Here we can see much of the same information as the higher level CloudWatch node, except this information is unique to this specific instance. Like above, we can view historical data with warehousing enabled by right clicking the CloudWatch node and clicking the view we would like to see.
Historical data for a specific instance is very useful for analyzing the performance of an instance. In our scenario, this may be the screen that the administrator is most interested in.
Now, we want to know when one of our instances has CloudWatch disabled, since we are depending on the CloudWatch data for noticing any problem areas. Like I mentioned earlier, we could check this list to see when one of our instances does not have CloudWatch enabled, but that is tedious and takes unnecessary time out of our day. A better solution would be using an ITM Situation. Specifically, the pre-packaged situation named KB5_Instance_CW_Disabled. To start the situation, right click the instance node and click Manage Situations.
We will now see a list of the available situations for this agent. Click the KB5_Instance_CW_Disabled situation, and Start Situation… near the top (It looks like a ‘play’ button).
Now that we are being notified that our instances have CloudWatch disabled, let’s fix the problem with an ITM Take Action. Right click on the Amazon EC2 node and click Take Action… followed by Select…
Choose the Start_CloudWatch_All_Instances Take Action and click OK. You could also start CloudWatch for a single instance by right clicking on the Instance node to choose a Take Action.
Congratulations! Your Instance now has CloudWatch enabled!
Consider this scenario: You have a number of critical servers on your Amazon EC2 environment. These servers need to be running smoothly in order to work effectively. To solve this problem, we need to first set a situation to warn us when a critical server has a very high CPU utilization. Luckily, the agent comes with a couple pre-packaged situations that do just that. Navigate to the Manage Situation screen as in the above example. We have two pre-packaged situations to choose from, KB5_Instance_CPU_Warn (which warns us of CPU utilization from 75% – 90%) and KB5_Instance_CPU_Crit (which warns us of a CPU utilization of 90% or higher).
Choose the one that feels the most appropriate and click the Start Situation button.
Now that we are aware of any instances behaving badly, let’s fix the situation. Most likely, the instance is being overtaxed. Identifying these instances with the situation warnings will allow you to be aware of whether or not it is time to spawn off another Amazon EC2 Instance and balance the workload. Let’s assume that, in our example, the problem is a simple runaway process. One way to fix this might be to reboot the instance at the end of the work day. We can do this with a Take Action. Right click the node of the instance in question and navigate to the Take Action window as in the above example.
Now choose the Reboot_EC2_Instance take action and click OK.

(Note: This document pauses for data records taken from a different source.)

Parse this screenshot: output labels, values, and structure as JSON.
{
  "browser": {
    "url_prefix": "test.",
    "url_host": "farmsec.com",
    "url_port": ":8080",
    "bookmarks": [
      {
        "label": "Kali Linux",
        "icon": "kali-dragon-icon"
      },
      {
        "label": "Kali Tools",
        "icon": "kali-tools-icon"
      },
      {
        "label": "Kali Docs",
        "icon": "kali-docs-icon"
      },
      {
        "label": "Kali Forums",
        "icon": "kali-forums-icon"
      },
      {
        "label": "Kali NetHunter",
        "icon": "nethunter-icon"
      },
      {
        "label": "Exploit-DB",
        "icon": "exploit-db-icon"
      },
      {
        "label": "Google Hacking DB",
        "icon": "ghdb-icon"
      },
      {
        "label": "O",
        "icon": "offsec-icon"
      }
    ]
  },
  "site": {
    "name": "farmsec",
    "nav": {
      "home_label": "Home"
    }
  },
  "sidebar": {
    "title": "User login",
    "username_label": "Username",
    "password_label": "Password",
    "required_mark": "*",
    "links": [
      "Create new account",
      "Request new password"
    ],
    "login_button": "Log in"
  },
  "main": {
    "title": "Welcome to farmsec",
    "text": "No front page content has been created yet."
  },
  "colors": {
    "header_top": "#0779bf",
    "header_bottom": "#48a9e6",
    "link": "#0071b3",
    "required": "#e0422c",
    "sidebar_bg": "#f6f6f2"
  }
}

Notice the list of instances at the bottom of the screen. The instance we are working with is highlighted by default, but you can choose to reboot more instances at the same time by holding the Ctrl key and clicking the instances you would like to reboot. Click OK and the instance will reboot! Well, that’s it for now. I hope these scenarios have given you a good idea of the power behind the Blue Medora ITM Agent for Amazon EC2.